Methods: The BRINBD11 β-cell line was used for all experiments, which included untreated cells as a control group, cells treated with a commercially available A20 siRNA, and cells treated with recombinant A20 (100 ng/ml). A20 knockdown was achieved using siRNA against A20 (Qiagen). All cells were subsequently treated with recombinant TRAIL (100 ng/ml) for 0, 1, 2, 4 and 24 h. The induction of A20 and cleaved caspase-8 was assessed over time by qPCR, while the effect on cellular viability was measured by MTT assay.

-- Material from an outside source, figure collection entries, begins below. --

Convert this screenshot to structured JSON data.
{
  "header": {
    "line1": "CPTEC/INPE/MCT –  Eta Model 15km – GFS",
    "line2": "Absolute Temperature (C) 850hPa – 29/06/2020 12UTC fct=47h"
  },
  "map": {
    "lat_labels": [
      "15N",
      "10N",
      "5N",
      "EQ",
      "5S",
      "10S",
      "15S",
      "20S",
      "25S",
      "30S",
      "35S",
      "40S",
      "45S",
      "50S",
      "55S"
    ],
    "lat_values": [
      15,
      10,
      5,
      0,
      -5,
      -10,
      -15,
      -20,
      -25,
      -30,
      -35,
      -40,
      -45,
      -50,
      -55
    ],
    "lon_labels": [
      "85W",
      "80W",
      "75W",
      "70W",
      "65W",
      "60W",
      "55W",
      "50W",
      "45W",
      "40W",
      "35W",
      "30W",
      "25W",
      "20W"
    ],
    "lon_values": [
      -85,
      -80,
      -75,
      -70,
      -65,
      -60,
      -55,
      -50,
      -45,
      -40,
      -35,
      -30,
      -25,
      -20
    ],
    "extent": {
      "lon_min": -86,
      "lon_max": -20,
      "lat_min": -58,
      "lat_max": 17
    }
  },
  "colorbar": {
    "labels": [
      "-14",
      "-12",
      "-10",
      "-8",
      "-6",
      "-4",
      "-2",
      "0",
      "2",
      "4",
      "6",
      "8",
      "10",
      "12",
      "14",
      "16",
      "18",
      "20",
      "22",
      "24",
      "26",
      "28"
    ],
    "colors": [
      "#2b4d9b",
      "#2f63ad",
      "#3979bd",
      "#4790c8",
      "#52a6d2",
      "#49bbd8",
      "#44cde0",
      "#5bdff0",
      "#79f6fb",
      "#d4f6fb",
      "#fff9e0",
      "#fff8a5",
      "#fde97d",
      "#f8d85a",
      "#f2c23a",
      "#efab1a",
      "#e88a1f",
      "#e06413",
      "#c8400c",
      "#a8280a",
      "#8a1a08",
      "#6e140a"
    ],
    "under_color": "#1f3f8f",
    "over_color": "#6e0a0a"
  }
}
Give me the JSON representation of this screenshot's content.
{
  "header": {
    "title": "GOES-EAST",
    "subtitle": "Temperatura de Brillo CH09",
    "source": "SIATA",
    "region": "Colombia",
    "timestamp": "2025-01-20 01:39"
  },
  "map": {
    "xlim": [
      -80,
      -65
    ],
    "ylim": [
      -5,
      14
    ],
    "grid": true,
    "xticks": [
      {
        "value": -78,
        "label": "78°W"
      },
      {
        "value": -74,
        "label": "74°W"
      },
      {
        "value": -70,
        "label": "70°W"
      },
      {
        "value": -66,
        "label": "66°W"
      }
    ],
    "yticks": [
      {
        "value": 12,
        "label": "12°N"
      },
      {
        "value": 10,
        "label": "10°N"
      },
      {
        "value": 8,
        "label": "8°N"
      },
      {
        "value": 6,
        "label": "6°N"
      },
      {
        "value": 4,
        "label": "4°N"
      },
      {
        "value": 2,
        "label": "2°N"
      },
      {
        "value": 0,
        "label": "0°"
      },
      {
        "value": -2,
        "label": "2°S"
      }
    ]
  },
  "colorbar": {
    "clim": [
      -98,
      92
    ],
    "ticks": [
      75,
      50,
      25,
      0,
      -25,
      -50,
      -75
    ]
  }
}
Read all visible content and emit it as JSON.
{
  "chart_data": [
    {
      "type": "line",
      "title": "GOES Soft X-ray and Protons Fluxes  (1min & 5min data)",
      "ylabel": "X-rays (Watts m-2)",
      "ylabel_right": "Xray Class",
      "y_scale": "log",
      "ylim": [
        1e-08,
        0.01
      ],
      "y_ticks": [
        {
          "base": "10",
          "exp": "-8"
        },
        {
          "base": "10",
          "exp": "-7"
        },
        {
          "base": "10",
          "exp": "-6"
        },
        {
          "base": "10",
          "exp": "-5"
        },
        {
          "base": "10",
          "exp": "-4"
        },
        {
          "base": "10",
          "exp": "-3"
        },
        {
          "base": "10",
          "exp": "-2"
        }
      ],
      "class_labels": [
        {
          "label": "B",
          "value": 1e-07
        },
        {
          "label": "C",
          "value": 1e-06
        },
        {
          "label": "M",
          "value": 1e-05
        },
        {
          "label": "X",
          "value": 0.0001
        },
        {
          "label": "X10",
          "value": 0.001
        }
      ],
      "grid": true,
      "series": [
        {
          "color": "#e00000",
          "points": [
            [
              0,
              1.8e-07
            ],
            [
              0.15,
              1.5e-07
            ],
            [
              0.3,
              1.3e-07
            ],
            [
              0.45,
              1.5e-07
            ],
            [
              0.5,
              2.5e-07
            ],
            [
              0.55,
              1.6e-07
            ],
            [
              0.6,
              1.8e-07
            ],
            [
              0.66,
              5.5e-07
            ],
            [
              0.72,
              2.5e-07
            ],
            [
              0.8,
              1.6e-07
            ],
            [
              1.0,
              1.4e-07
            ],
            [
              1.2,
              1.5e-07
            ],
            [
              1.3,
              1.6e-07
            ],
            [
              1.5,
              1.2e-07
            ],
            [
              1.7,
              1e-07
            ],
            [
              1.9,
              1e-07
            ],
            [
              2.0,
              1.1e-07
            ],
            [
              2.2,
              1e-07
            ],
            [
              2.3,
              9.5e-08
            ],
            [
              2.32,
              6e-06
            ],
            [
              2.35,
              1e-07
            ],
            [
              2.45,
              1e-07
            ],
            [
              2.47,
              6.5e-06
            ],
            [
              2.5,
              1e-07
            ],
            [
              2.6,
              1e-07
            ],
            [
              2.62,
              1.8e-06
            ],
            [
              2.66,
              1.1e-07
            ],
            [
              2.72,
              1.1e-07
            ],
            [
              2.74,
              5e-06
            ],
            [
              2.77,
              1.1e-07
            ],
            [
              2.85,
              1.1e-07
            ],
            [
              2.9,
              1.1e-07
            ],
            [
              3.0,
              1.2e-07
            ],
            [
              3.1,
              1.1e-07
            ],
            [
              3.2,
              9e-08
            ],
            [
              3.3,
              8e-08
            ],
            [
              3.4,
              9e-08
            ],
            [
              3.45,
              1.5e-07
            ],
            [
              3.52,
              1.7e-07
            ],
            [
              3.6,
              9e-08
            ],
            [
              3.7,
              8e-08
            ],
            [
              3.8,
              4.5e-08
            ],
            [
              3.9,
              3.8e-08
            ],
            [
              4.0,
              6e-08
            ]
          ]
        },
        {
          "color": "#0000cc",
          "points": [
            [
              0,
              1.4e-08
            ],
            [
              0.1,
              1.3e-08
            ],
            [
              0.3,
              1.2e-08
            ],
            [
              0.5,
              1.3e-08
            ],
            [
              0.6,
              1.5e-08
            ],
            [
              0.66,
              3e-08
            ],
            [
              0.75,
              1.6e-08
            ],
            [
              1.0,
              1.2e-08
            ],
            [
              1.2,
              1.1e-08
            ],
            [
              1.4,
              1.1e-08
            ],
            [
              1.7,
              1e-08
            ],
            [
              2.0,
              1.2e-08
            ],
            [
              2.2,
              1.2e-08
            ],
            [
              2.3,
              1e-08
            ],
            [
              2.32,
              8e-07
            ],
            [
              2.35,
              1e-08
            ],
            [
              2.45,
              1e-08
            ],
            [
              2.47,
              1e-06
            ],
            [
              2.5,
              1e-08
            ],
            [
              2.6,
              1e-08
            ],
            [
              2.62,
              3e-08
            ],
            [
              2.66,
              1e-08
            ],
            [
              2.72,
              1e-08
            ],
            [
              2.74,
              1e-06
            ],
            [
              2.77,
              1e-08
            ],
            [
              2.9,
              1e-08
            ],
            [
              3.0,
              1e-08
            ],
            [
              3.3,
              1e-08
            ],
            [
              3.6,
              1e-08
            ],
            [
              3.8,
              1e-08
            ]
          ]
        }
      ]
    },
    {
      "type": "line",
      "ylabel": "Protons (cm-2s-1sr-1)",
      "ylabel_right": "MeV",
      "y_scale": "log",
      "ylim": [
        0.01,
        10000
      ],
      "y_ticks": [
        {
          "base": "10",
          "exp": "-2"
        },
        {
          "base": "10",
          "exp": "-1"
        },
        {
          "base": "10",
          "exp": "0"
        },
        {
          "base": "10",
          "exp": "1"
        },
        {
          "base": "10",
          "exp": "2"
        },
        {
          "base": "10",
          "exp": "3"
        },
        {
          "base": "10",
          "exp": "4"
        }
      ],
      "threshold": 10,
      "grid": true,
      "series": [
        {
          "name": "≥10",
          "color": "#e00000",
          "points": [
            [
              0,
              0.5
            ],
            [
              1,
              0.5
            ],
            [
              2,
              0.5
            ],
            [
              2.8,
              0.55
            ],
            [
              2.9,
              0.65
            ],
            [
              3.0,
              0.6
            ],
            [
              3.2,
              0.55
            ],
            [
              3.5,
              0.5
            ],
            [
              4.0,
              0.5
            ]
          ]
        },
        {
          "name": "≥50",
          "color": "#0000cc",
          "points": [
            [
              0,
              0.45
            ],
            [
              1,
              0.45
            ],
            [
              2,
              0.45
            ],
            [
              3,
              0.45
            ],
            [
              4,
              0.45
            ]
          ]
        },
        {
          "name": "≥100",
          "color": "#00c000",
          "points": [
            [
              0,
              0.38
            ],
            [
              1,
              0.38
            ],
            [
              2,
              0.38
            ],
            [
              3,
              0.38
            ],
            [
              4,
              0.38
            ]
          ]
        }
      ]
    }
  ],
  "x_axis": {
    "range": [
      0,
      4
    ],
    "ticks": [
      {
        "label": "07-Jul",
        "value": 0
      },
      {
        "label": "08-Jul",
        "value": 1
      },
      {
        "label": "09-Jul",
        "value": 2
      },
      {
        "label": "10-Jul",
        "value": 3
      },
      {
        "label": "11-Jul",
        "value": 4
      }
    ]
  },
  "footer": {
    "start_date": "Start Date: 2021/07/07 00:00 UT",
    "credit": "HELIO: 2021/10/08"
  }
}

Results: We confirmed the induction of A20 in response to TNFα in BRINBD11 cells initially, and subsequently showed that TRAIL enhanced A20 mRNA expression in a similar manner. Peak TRAIL-induced A20 expression was observed after 1 h (P<0.01). In A20-silenced cells, TRAIL treatment provoked significant cell death (P<0.001), which was reversed following addition of recombinant A20. A significant increase in caspase-8 mRNA expression was observed in A20 silenced cells exposed to TRAIL (P<0.001, 4 and 24 h).
Conclusion: The data suggest that A20 may offer protection against TRAIL induced apoptosis in pancreatic β-cells.
References:
1. Liuwantara et al. Diabetes 2006.
2. Bernardi et al. Curr Pharm Des 2012.
3. Bellail et al. Cancer Discov 2012.